Some religious groups bar people with tattoos from entering their temples, churches and mosques. In some cultures, tattoos are seen as symbols of rebellion or criminality and their wearers may be ostracised.
In the past, political party emblems or logos were often tattooed on followers’ bodies. Today, those who change their allegiance may be required to remove or alter tattoos if they wish to remain members in good standing.
Risks with tattoo removal
It is possible to remove a tattoo, though the removal process can be costly and time-consuming.
Historically, the most common methods for removing skin tags have included dermabrasion, Salabrasion (scraping away of tissue), liquid nitrogen cryotherapy (the application of extremely cold temperatures to destroy cells) and surgical removal.
These methods are not without drawbacks and may leave a more difficult-to-treat scar than was present before the tattoo.
The expense and pain involved in removing tattoos have decreased compared to earlier days.
Preparing for tattoo removal
If you’re thinking about getting a tattoo removed, visit our clinic and see our dermatologist.
He or she can discuss the various options with you and help recommend a method that will likely be effective based on your particular tattoo.
For instance, some tattoo inks respond more favourably to laser treatments than others.
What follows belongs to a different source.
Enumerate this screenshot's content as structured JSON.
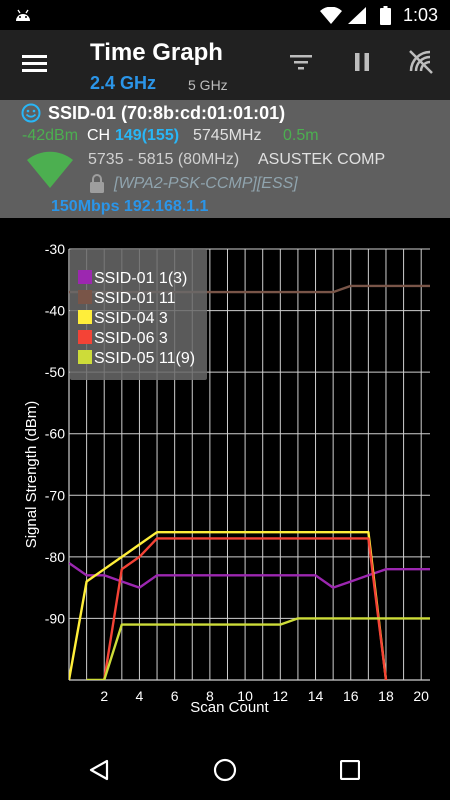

Also, small tattoos are often easier to remove than larger ones.
What to expect
Tattoo removal is usually performed as an outpatient procedure with local anaesthesia.
Laser surgery, surgical removal and dermabrasion are common techniques for tattoo removal.
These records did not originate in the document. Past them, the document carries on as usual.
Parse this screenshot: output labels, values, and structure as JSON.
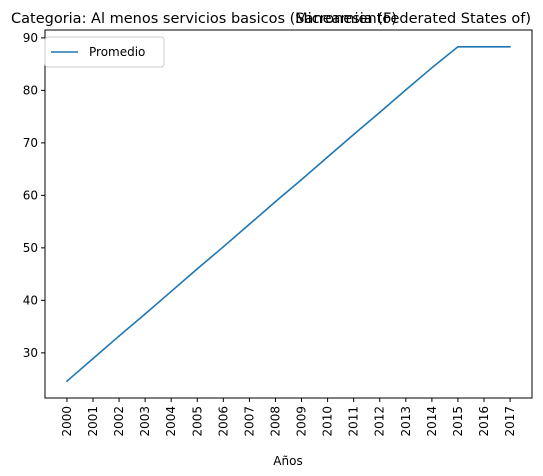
{
  "chart_data": {
    "type": "line",
    "title_left": "Categoria: Al menos servicios basicos (Saneamiento)",
    "title_right": "Micronesia (Federated States of)",
    "xlabel": "Años",
    "ylabel": "",
    "categories": [
      "2000",
      "2001",
      "2002",
      "2003",
      "2004",
      "2005",
      "2006",
      "2007",
      "2008",
      "2009",
      "2010",
      "2011",
      "2012",
      "2013",
      "2014",
      "2015",
      "2016",
      "2017"
    ],
    "series": [
      {
        "name": "Promedio",
        "color": "#1f77b4",
        "values": [
          24.6,
          28.9,
          33.2,
          37.4,
          41.7,
          46.0,
          50.2,
          54.5,
          58.8,
          63.0,
          67.3,
          71.6,
          75.8,
          80.1,
          84.3,
          88.3,
          88.3,
          88.3
        ]
      }
    ],
    "ylim": [
      21.4,
      91.5
    ],
    "yticks": [
      30,
      40,
      50,
      60,
      70,
      80,
      90
    ],
    "grid": false,
    "legend": "upper-left"
  }
}
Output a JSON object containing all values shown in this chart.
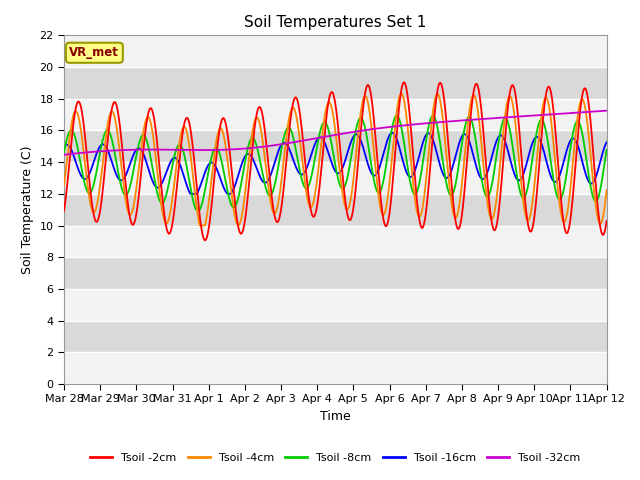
{
  "title": "Soil Temperatures Set 1",
  "xlabel": "Time",
  "ylabel": "Soil Temperature (C)",
  "ylim": [
    0,
    22
  ],
  "yticks": [
    0,
    2,
    4,
    6,
    8,
    10,
    12,
    14,
    16,
    18,
    20,
    22
  ],
  "annotation": "VR_met",
  "bg_color": "#e0e0e0",
  "lines": {
    "Tsoil -2cm": {
      "color": "#ff0000",
      "lw": 1.5
    },
    "Tsoil -4cm": {
      "color": "#ff8800",
      "lw": 1.5
    },
    "Tsoil -8cm": {
      "color": "#00cc00",
      "lw": 1.5
    },
    "Tsoil -16cm": {
      "color": "#0000ff",
      "lw": 1.5
    },
    "Tsoil -32cm": {
      "color": "#cc00cc",
      "lw": 1.5
    }
  },
  "xtick_labels": [
    "Mar 28",
    "Mar 29",
    "Mar 30",
    "Mar 31",
    "Apr 1",
    "Apr 2",
    "Apr 3",
    "Apr 4",
    "Apr 5",
    "Apr 6",
    "Apr 7",
    "Apr 8",
    "Apr 9",
    "Apr 10",
    "Apr 11",
    "Apr 12"
  ]
}
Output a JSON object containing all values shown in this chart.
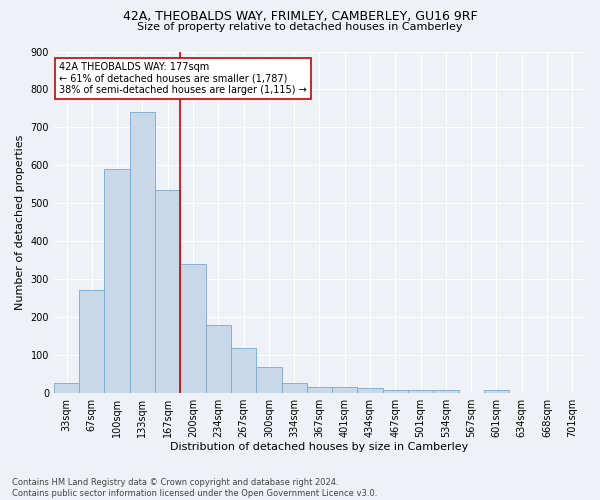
{
  "title1": "42A, THEOBALDS WAY, FRIMLEY, CAMBERLEY, GU16 9RF",
  "title2": "Size of property relative to detached houses in Camberley",
  "xlabel": "Distribution of detached houses by size in Camberley",
  "ylabel": "Number of detached properties",
  "bin_labels": [
    "33sqm",
    "67sqm",
    "100sqm",
    "133sqm",
    "167sqm",
    "200sqm",
    "234sqm",
    "267sqm",
    "300sqm",
    "334sqm",
    "367sqm",
    "401sqm",
    "434sqm",
    "467sqm",
    "501sqm",
    "534sqm",
    "567sqm",
    "601sqm",
    "634sqm",
    "668sqm",
    "701sqm"
  ],
  "bar_values": [
    25,
    270,
    590,
    740,
    535,
    340,
    178,
    118,
    68,
    25,
    15,
    15,
    12,
    8,
    7,
    7,
    0,
    8,
    0,
    0,
    0
  ],
  "bar_color": "#c8d8e8",
  "bar_edge_color": "#7aa8cc",
  "vline_color": "#cc0000",
  "annotation_text": "42A THEOBALDS WAY: 177sqm\n← 61% of detached houses are smaller (1,787)\n38% of semi-detached houses are larger (1,115) →",
  "annotation_box_color": "#ffffff",
  "annotation_box_edge_color": "#cc0000",
  "ylim": [
    0,
    900
  ],
  "yticks": [
    0,
    100,
    200,
    300,
    400,
    500,
    600,
    700,
    800,
    900
  ],
  "footnote": "Contains HM Land Registry data © Crown copyright and database right 2024.\nContains public sector information licensed under the Open Government Licence v3.0.",
  "bg_color": "#eef2f7",
  "plot_bg_color": "#eef2f7",
  "grid_color": "#ffffff",
  "title1_fontsize": 9,
  "title2_fontsize": 8,
  "xlabel_fontsize": 8,
  "ylabel_fontsize": 8,
  "tick_fontsize": 7,
  "annotation_fontsize": 7,
  "footnote_fontsize": 6
}
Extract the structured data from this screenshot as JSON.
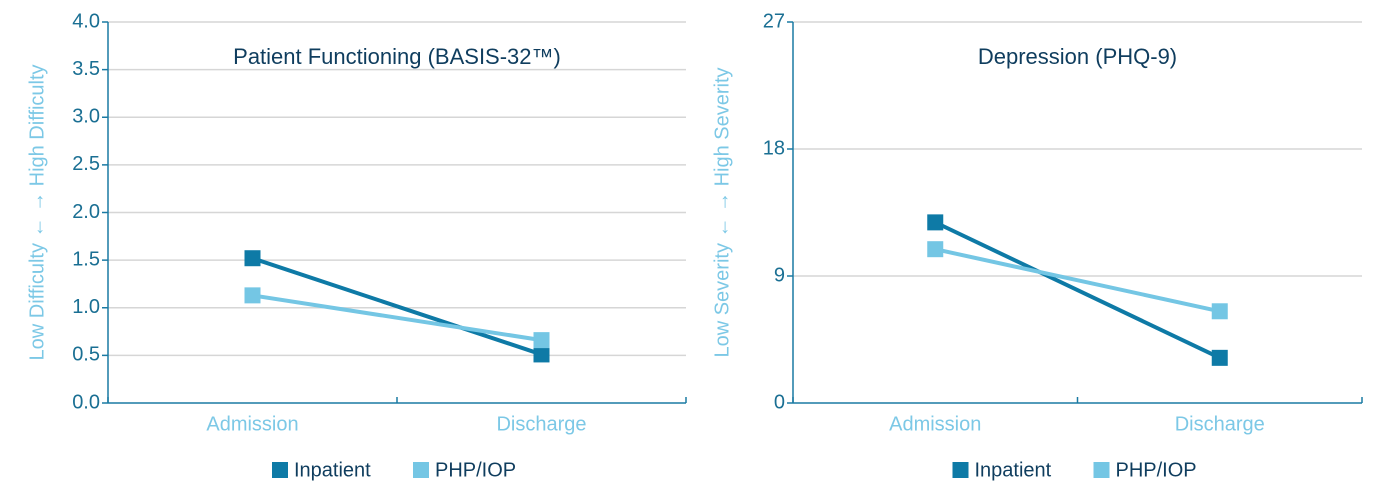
{
  "chart_data": [
    {
      "type": "line",
      "title": "Patient Functioning (BASIS-32™)",
      "ylabel": "Low Difficulty ← → High Difficulty",
      "categories": [
        "Admission",
        "Discharge"
      ],
      "series": [
        {
          "name": "Inpatient",
          "color": "#0e7aa6",
          "values": [
            1.52,
            0.51
          ]
        },
        {
          "name": "PHP/IOP",
          "color": "#74c6e4",
          "values": [
            1.13,
            0.66
          ]
        }
      ],
      "ylim": [
        0,
        4
      ],
      "yticks": [
        {
          "value": 0,
          "label": "0.0"
        },
        0.5,
        {
          "value": 1,
          "label": "1.0"
        },
        1.5,
        {
          "value": 2,
          "label": "2.0"
        },
        2.5,
        {
          "value": 3,
          "label": "3.0"
        },
        3.5,
        {
          "value": 4,
          "label": "4.0"
        }
      ],
      "grid": true,
      "legend": "bottom"
    },
    {
      "type": "line",
      "title": "Depression (PHQ-9)",
      "ylabel": "Low Severity ← → High Severity",
      "categories": [
        "Admission",
        "Discharge"
      ],
      "series": [
        {
          "name": "Inpatient",
          "color": "#0e7aa6",
          "values": [
            12.8,
            3.2
          ]
        },
        {
          "name": "PHP/IOP",
          "color": "#74c6e4",
          "values": [
            10.9,
            6.5
          ]
        }
      ],
      "ylim": [
        0,
        27
      ],
      "yticks": [
        0,
        9,
        18,
        27
      ],
      "grid": true,
      "legend": "bottom"
    }
  ]
}
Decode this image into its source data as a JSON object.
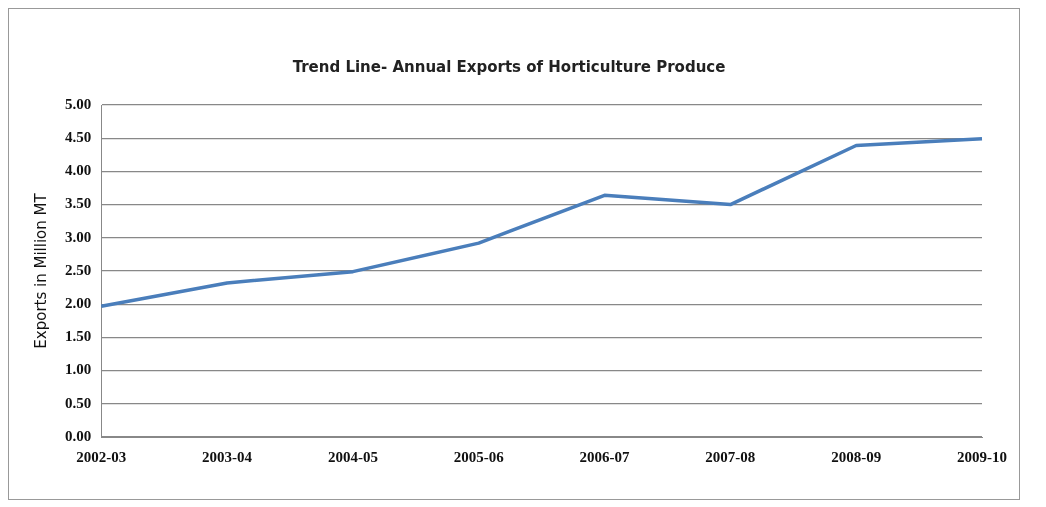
{
  "chart_data": {
    "type": "line",
    "title": "Trend Line- Annual Exports of Horticulture Produce",
    "ylabel": "Exports in Million MT",
    "categories": [
      "2002-03",
      "2003-04",
      "2004-05",
      "2005-06",
      "2006-07",
      "2007-08",
      "2008-09",
      "2009-10"
    ],
    "series": [
      {
        "color": "#4a7ebb",
        "values": [
          1.97,
          2.32,
          2.49,
          2.92,
          3.64,
          3.5,
          4.39,
          4.49
        ]
      }
    ],
    "ylim": [
      0,
      5
    ],
    "yticks": [
      {
        "value": 0,
        "label": "0.00"
      },
      {
        "value": 0.5,
        "label": "0.50"
      },
      {
        "value": 1,
        "label": "1.00"
      },
      {
        "value": 1.5,
        "label": "1.50"
      },
      {
        "value": 2,
        "label": "2.00"
      },
      {
        "value": 2.5,
        "label": "2.50"
      },
      {
        "value": 3,
        "label": "3.00"
      },
      {
        "value": 3.5,
        "label": "3.50"
      },
      {
        "value": 4,
        "label": "4.00"
      },
      {
        "value": 4.5,
        "label": "4.50"
      },
      {
        "value": 5,
        "label": "5.00"
      }
    ],
    "grid": "y",
    "legend": false,
    "marker": "none",
    "line_style": "solid"
  }
}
The newest, most effective lasers can sometimes remove as much as 95% of a tattoo.
These lasers treat the ink in the tattoo and break it down.
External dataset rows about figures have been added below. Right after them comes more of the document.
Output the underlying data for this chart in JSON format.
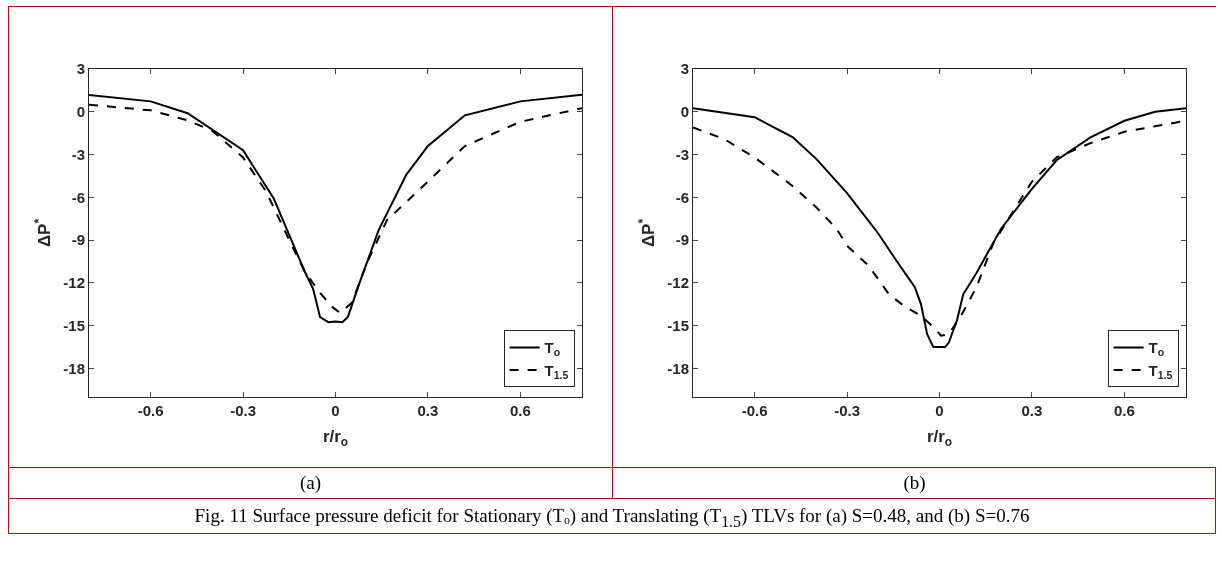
{
  "chart_data": [
    {
      "type": "line",
      "title": "(a)",
      "xlabel": "r/r$_{o}$",
      "ylabel": "ΔP$^{*}$",
      "xlim": [
        -0.8,
        0.8
      ],
      "xticks": [
        -0.6,
        -0.3,
        0,
        0.3,
        0.6
      ],
      "ylim": [
        -20,
        3
      ],
      "yticks": [
        3,
        0,
        -3,
        -6,
        -9,
        -12,
        -15,
        -18
      ],
      "grid": false,
      "legend": "bottom right",
      "marker": "none",
      "annotations": [
        "Fig. 11 Surface pressure deficit for Stationary (Tₒ) and Translating (T$_{1.5}$) TLVs  for (a) S=0.48, and (b) S=0.76"
      ],
      "series": [
        {
          "name": "T$_{o}$",
          "color": "#000000",
          "line_style": "solid",
          "x": [
            -0.8,
            -0.6,
            -0.48,
            -0.3,
            -0.2,
            -0.1,
            -0.073,
            -0.05,
            -0.023,
            0,
            0.022,
            0.04,
            0.078,
            0.14,
            0.23,
            0.3,
            0.42,
            0.6,
            0.8
          ],
          "values": [
            1.17,
            0.73,
            -0.1,
            -2.7,
            -6.1,
            -11.2,
            -12.4,
            -14.4,
            -14.75,
            -14.7,
            -14.75,
            -14.4,
            -12,
            -8.3,
            -4.4,
            -2.4,
            -0.25,
            0.73,
            1.2
          ]
        },
        {
          "name": "T$_{1.5}$",
          "color": "#000000",
          "line_style": "dashed",
          "x": [
            -0.8,
            -0.6,
            -0.48,
            -0.4,
            -0.3,
            -0.225,
            -0.15,
            -0.1,
            -0.05,
            -0.01,
            0.015,
            0.053,
            0.104,
            0.167,
            0.3,
            0.42,
            0.6,
            0.8
          ],
          "values": [
            0.5,
            0.1,
            -0.6,
            -1.34,
            -3.2,
            -5.6,
            -9,
            -11.2,
            -12.7,
            -13.7,
            -14.1,
            -13.4,
            -10.5,
            -7.6,
            -4.9,
            -2.4,
            -0.7,
            0.25
          ]
        }
      ]
    },
    {
      "type": "line",
      "title": "(b)",
      "xlabel": "r/r$_{o}$",
      "ylabel": "ΔP$^{*}$",
      "xlim": [
        -0.8,
        0.8
      ],
      "xticks": [
        -0.6,
        -0.3,
        0,
        0.3,
        0.6
      ],
      "ylim": [
        -20,
        3
      ],
      "yticks": [
        3,
        0,
        -3,
        -6,
        -9,
        -12,
        -15,
        -18
      ],
      "grid": false,
      "legend": "bottom right",
      "marker": "none",
      "series": [
        {
          "name": "T$_{o}$",
          "color": "#000000",
          "line_style": "solid",
          "x": [
            -0.8,
            -0.6,
            -0.477,
            -0.4,
            -0.3,
            -0.2,
            -0.138,
            -0.08,
            -0.06,
            -0.04,
            -0.02,
            0.018,
            0.03,
            0.057,
            0.077,
            0.12,
            0.2,
            0.3,
            0.38,
            0.49,
            0.6,
            0.7,
            0.8
          ],
          "values": [
            0.25,
            -0.38,
            -1.77,
            -3.3,
            -5.7,
            -8.5,
            -10.5,
            -12.3,
            -13.5,
            -15.6,
            -16.5,
            -16.5,
            -16.2,
            -14.6,
            -12.8,
            -11.3,
            -8.2,
            -5.4,
            -3.4,
            -1.8,
            -0.63,
            0,
            0.25
          ]
        },
        {
          "name": "T$_{1.5}$",
          "color": "#000000",
          "line_style": "dashed",
          "x": [
            -0.8,
            -0.7,
            -0.6,
            -0.477,
            -0.4,
            -0.334,
            -0.3,
            -0.23,
            -0.164,
            -0.11,
            -0.06,
            -0.02,
            0.005,
            0.03,
            0.07,
            0.12,
            0.175,
            0.253,
            0.3,
            0.38,
            0.49,
            0.6,
            0.8
          ],
          "values": [
            -1.1,
            -1.9,
            -3.2,
            -5.2,
            -6.7,
            -8.2,
            -9.4,
            -10.8,
            -12.8,
            -13.7,
            -14.3,
            -15.1,
            -15.7,
            -15.6,
            -14.3,
            -12.3,
            -9.2,
            -6.5,
            -4.9,
            -3.2,
            -2.2,
            -1.4,
            -0.63
          ]
        }
      ]
    }
  ]
}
At our clinic, we use US-FDA-approved Q-switched lasers to treat tattoos. These lasers produce a powerful burst of light that disrupts the pigment in tattoo ink so it can be removed.
The Q-switched Nd:YAG laser—used on darker skin to avoid changing the pigment permanently — is a special type of laser.
Before laser treatment, the patient is numbed with a shot of local anaesthetic. Then a powerful pulse of energy is used to heat and shatter the tattoo ink.
Multi coloured tattoos might need treatment with various lasers and different wavelengths. Q-switched laser removes black and blue tattoos; however, purple and red tattoos are difficult to remove.
You may notice swelling and possibly some blistering or bleeding after the procedure. Not to worry, antibacterial ointment can help kill germs and speed healing.
In general, laser treatment requires repeated visits at monthly intervals, though some tattoos can be removed even by one or two sittings, however some tattoos may not be completely eradicated.
The side effects include redness, swelling and peeling of the skin but for 4 – 5 days. This same laser (Q- switched Nd-Yag) is also very effective for treating black-coloured birthmarks, moles, and pigmentation.
During surgical removal, the skin is numbed with a local anaesthetic. Tattoos are removed with a scalpel, and stitches may be used to close the wound.
After the procedure, you should apply antibacterial ointment to promote healing.
Although surgical tattoo removal is an option, it leaves a scar and may not be worth the trouble for large tattoos.
Dermabrasion, which removes a thin layer of skin to reveal fresh tissue underneath, is usually performed while the area being treated is numbed.
The tattooed skin is then sanded down to a deeper level by using an abrasive wheel or brush attached to a rotary device.
This allows the tattoo ink to leach out of the skin.
After the treatment, an area of skin may feel sore and raw for several days. Recovery can take two to three weeks or more.
Due to unpredictable results and less effective outcomes than laser treatments or a combination of the two, dermabrasion isn’t used as commonly today.
Tattoos are meant to last a lifetime, so removing them completely is difficult. No matter which method is used, some degree of scarring or colour difference may remain.